Gewiss: Die grösste Baustelle der Schweiz stillzulegen, ist ein aussergewöhnlicher Eingriff. 2004 war er möglich. Niemand zweifelte an der Notwendigkeit, die Arbeiter – besonders unter Tage – zu schützen.
Dies war nicht immer so. Und auch die Suva zeigte nicht immer die Entschlossenheit, mit der sie heute vorgeht. In den Anfangsjahren stand sie in einem Dauerclinch mit den Inhabern der versicherten Betriebe, die sich über die exorbitanten Prämien beklagten. Da hielt sich die Suva mit Kontrollen, Auflagen, Weisungen oder sogar Sanktionen zurück. Sie wollte eine Versicherungs-, keine Strafanstalt sein.

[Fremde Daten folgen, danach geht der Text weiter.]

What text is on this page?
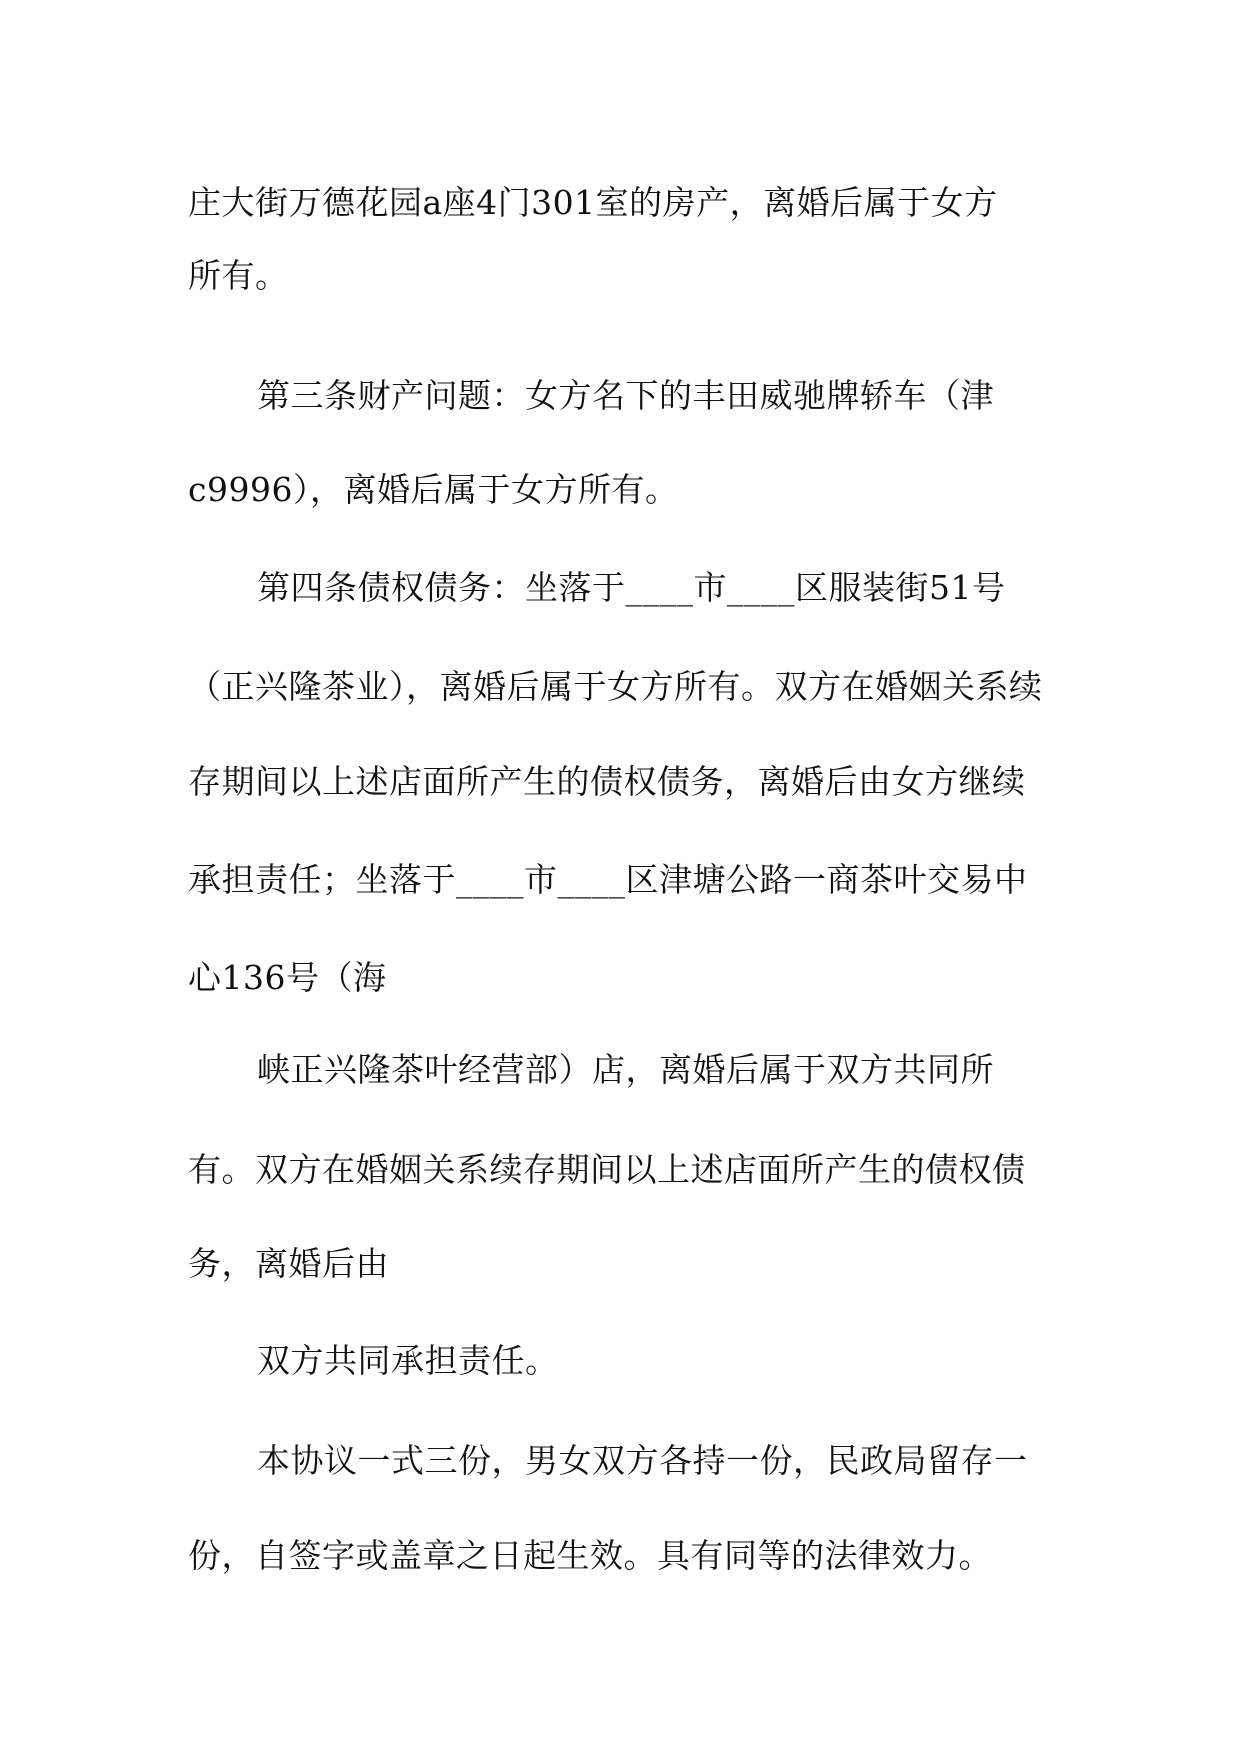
庄大街万德花园a座4门301室的房产，离婚后属于女方
所有。
第三条财产问题：女方名下的丰田威驰牌轿车（津
c9996），离婚后属于女方所有。
第四条债权债务：坐落于____市____区服装街51号
（正兴隆茶业），离婚后属于女方所有。双方在婚姻关系续
存期间以上述店面所产生的债权债务，离婚后由女方继续
承担责任；坐落于____市____区津塘公路一商茶叶交易中
心136号（海
峡正兴隆茶叶经营部）店，离婚后属于双方共同所
有。双方在婚姻关系续存期间以上述店面所产生的债权债
务，离婚后由
双方共同承担责任。
本协议一式三份，男女双方各持一份，民政局留存一
份，自签字或盖章之日起生效。具有同等的法律效力。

Sie folgte dem Motto, das damals die Unfallverhütung in Europa prägte: Technik gegen Technik. Unfälle galt es dort zu verhindern, wo sie sich ereigneten – an der Maschine. So spezialisierte sich die Suva darauf, Schutzvorrichtungen in einem eigenen Konstruktionsbüro zu entwerfen: Hauben für Kreissägen oder Verschalungen für Bohr- und Fräsmaschinen. Dafür wurde sie sogar im Ausland ausgezeichnet.
Einer der ersten Schwerpunkte der Unfallverhütung war der Augenschutz. Vor allem die Arbeit an Schmirgelscheiben verursachte jährlich Hunderte von Unfällen. Bereits in ihrem ersten Betriebsjahr verkaufte die Suva mehr als 6000 Schutzbrillen.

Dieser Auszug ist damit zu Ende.